Things will never be the same. We are never getting back together. The only one that keep us together is our son. Nothing else. 

----

France has a business trip to New York and I don't know when he will be coming back. He always called me at night to check on us and he told me he would go back home as soon as he can. It was better that France was not around yet otherwise I would face a trial by my own brother.

“Don't you have anywhere to go or to do?” I asked David while I was cooking for lunch. He was sitting on the couch playing with our son on his lap while watching cartoons.

“Nope.” He replied smiling.

I was reluctant to ask him of when would he be returning to London. I never wanted to hear his answer.

I bowed my head and spoke calmly. 

“You know you cannot stay here for long.”

I felt him staring at me.

“Do you want me to go now?” He asked with a sad voice.

“David, we both know we are not getting back together.”

He looked disappointed.

“I want to stay here, with you and our son.” he pleaded.

“I will give you access to visit my son if that's all you want.”

“But I want to see you as well.” I was shocked.

“When you visit my son, then you will probably be able to see me.”

“No, I want to be present in your life and our baby everyday, forever.”

“David, stop this drama!” I interrupted. “I will not hinder you to see my son."

“Baby...”

“As for us, you are over a year late.” I almost yelled at him. 

I was controlling my temper, especially my baby was around and he was smart enough to understand what was happening in his surrounding.

He got up from the couch and strode his way to me while still holding my baby. He touched my cheeks but I turned my head away.

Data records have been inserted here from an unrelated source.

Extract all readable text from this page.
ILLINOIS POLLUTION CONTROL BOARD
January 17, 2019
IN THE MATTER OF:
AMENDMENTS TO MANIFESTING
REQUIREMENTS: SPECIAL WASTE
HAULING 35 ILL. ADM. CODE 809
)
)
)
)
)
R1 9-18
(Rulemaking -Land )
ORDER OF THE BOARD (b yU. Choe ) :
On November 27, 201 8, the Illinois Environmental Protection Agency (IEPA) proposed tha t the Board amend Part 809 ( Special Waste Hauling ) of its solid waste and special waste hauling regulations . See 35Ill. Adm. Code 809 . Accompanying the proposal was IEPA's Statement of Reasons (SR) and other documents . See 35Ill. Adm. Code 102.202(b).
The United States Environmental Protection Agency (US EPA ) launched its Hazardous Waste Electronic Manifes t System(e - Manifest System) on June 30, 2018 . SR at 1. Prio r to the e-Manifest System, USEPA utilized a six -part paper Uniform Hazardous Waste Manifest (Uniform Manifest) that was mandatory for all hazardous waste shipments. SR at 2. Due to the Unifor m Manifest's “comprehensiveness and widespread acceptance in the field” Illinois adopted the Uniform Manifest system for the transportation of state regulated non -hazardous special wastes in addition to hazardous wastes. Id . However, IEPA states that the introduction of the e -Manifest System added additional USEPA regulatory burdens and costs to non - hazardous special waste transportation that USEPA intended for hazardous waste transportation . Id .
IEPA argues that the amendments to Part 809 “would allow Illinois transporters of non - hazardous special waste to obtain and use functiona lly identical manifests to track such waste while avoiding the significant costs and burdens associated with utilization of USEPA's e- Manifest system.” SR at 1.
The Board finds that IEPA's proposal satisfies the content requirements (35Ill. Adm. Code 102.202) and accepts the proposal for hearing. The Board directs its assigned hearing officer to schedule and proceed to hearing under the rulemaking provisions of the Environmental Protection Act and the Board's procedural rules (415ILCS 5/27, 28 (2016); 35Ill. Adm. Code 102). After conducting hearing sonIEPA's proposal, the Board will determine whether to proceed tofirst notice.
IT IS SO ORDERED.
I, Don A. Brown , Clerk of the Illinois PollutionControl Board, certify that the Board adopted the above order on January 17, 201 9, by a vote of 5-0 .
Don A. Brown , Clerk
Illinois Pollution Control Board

“I am not going anywhere.” His voice was dark.

“Don't you understand. I'm not going back to you.” I yelled, causing my baby to jump in fear and he started crying.

The tears in his eyes made my heart swelled. I tried getting him from his father but he shoved my hand away and instead sneaked closer to his father's neck while sobbing.

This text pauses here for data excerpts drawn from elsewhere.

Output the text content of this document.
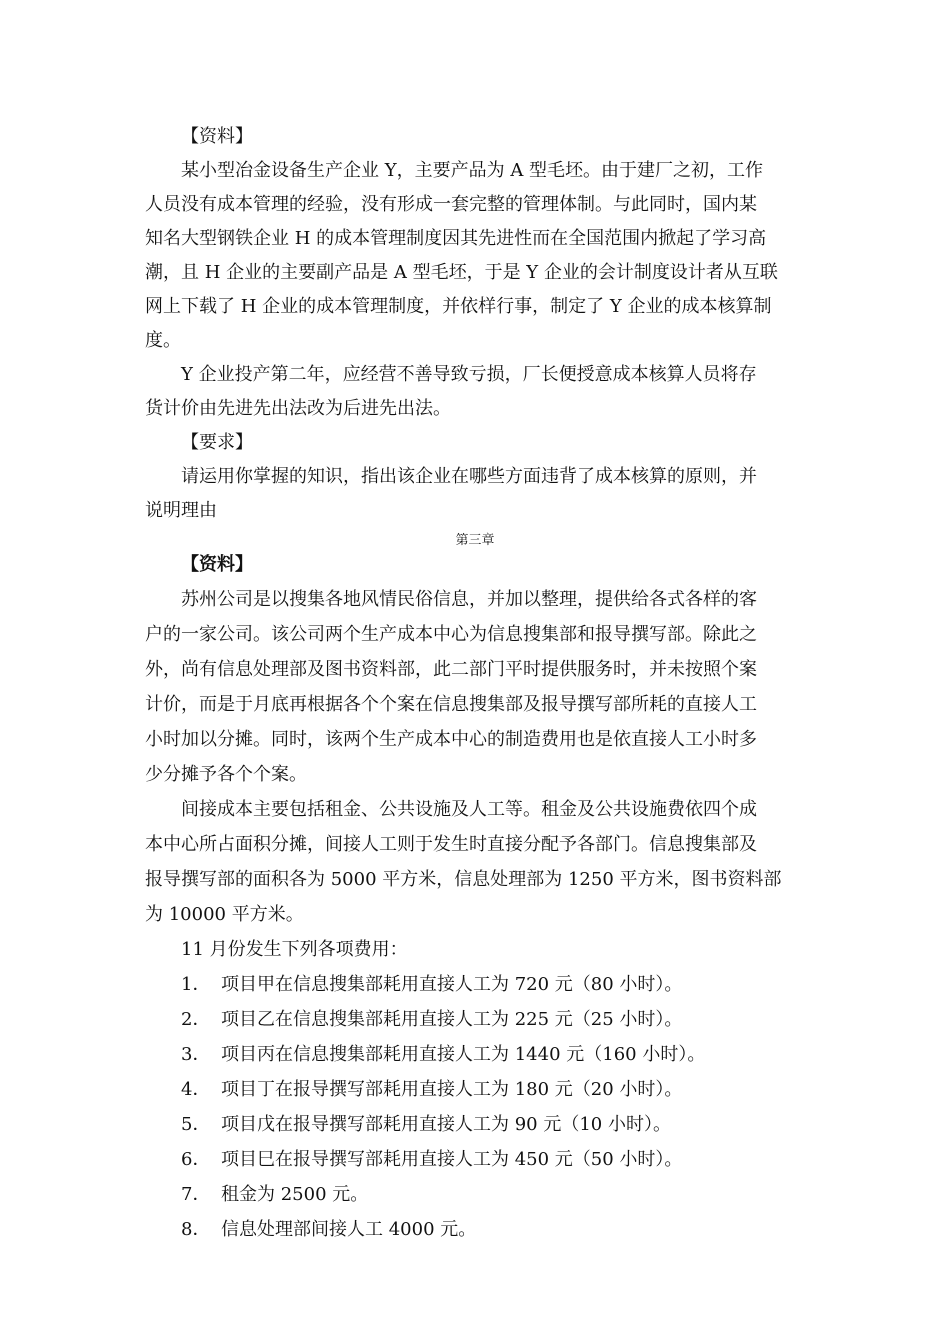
【资料】
某小型冶金设备生产企业 Y，主要产品为 A 型毛坯。由于建厂之初，工作
人员没有成本管理的经验，没有形成一套完整的管理体制。与此同时，国内某
知名大型钢铁企业 H 的成本管理制度因其先进性而在全国范围内掀起了学习高
潮，且 H 企业的主要副产品是 A 型毛坯，于是 Y 企业的会计制度设计者从互联
网上下载了 H 企业的成本管理制度，并依样行事，制定了 Y 企业的成本核算制
度。
Y 企业投产第二年，应经营不善导致亏损，厂长便授意成本核算人员将存
货计价由先进先出法改为后进先出法。
【要求】
请运用你掌握的知识，指出该企业在哪些方面违背了成本核算的原则，并
说明理由
第三章
【资料】
苏州公司是以搜集各地风情民俗信息，并加以整理，提供给各式各样的客
户的一家公司。该公司两个生产成本中心为信息搜集部和报导撰写部。除此之
外，尚有信息处理部及图书资料部，此二部门平时提供服务时，并未按照个案
计价，而是于月底再根据各个个案在信息搜集部及报导撰写部所耗的直接人工
小时加以分摊。同时，该两个生产成本中心的制造费用也是依直接人工小时多
少分摊予各个个案。
间接成本主要包括租金、公共设施及人工等。租金及公共设施费依四个成
本中心所占面积分摊，间接人工则于发生时直接分配予各部门。信息搜集部及
报导撰写部的面积各为 5000 平方米，信息处理部为 1250 平方米，图书资料部
为 10000 平方米。
11 月份发生下列各项费用：
1． 项目甲在信息搜集部耗用直接人工为 720 元（80 小时）。
2． 项目乙在信息搜集部耗用直接人工为 225 元（25 小时）。
3． 项目丙在信息搜集部耗用直接人工为 1440 元（160 小时）。
4． 项目丁在报导撰写部耗用直接人工为 180 元（20 小时）。
5． 项目戊在报导撰写部耗用直接人工为 90 元（10 小时）。
6． 项目巳在报导撰写部耗用直接人工为 450 元（50 小时）。
7． 租金为 2500 元。
8． 信息处理部间接人工 4000 元。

I was shocked to my baby's reaction. He seemed to have understood our fight. I was feeling guilty of making him cry.

I cooed him while he was crying softly.

“Baby, I'm sorry. Please to come to mamma.” I was in the verge of crying.

He recognized my sweet voice so he turned around and extended his right hand to reach me.

I took him from his father and showered him with kisses all over his face.

David was not saying anything. He just stood there in front of us. His sorrowful eyes never left mine.

“I will go out for a while. I'll be back later.” He spoke in low tone.

I just stood still not uttering any words. When my baby noticed that his father was walking out of the door, he cried again extending his arms to his father. My heart was shattered upon seeing my son grieving.

I felt guilty and accountable for all the distress I caused to my son. I looked at David and I could see the tears forming in his eyes.

He walked back to us and he picked my son up and kissed his head.

“I love you son. Daddy will be back, okay?” He was trying to keep his tears.

David looked at me one more time and then, went out of the door.

I was not able to control myself this time. I cried and poured my heart out while hugging my baby closer to my chest. The pain during my labor was terrible, but this pain is unbearable. It's killing me softly.

“Baby, you are the only one that's keeping me alive. Don't leave me, baby. Don't leave mommy please.” I was sobbing hard and I felt million of needles pricking my heart.

I carried him to the bedroom. I was feeling tired of moving my limbs and my eyes were swollen. I was laying on the bed with my baby sleeping beside me. He was facing me and breathing softly. He was cuddling a white rabbit toy.

It was past 3pm when my stomach growled. I remembered I hadn't eaten yet since the fight with David.

I slowly got off from the bed and headed my way to the kitchen.

I didn't have any idea when would David be coming back, or if he would ever come back after how I treated him. 

The pain I felt a year ago was slowly conquering and swallowing me back again. I vowed to never let myself fall into the same pit again. But it turns out, there is a different pit this time waiting ahead of me.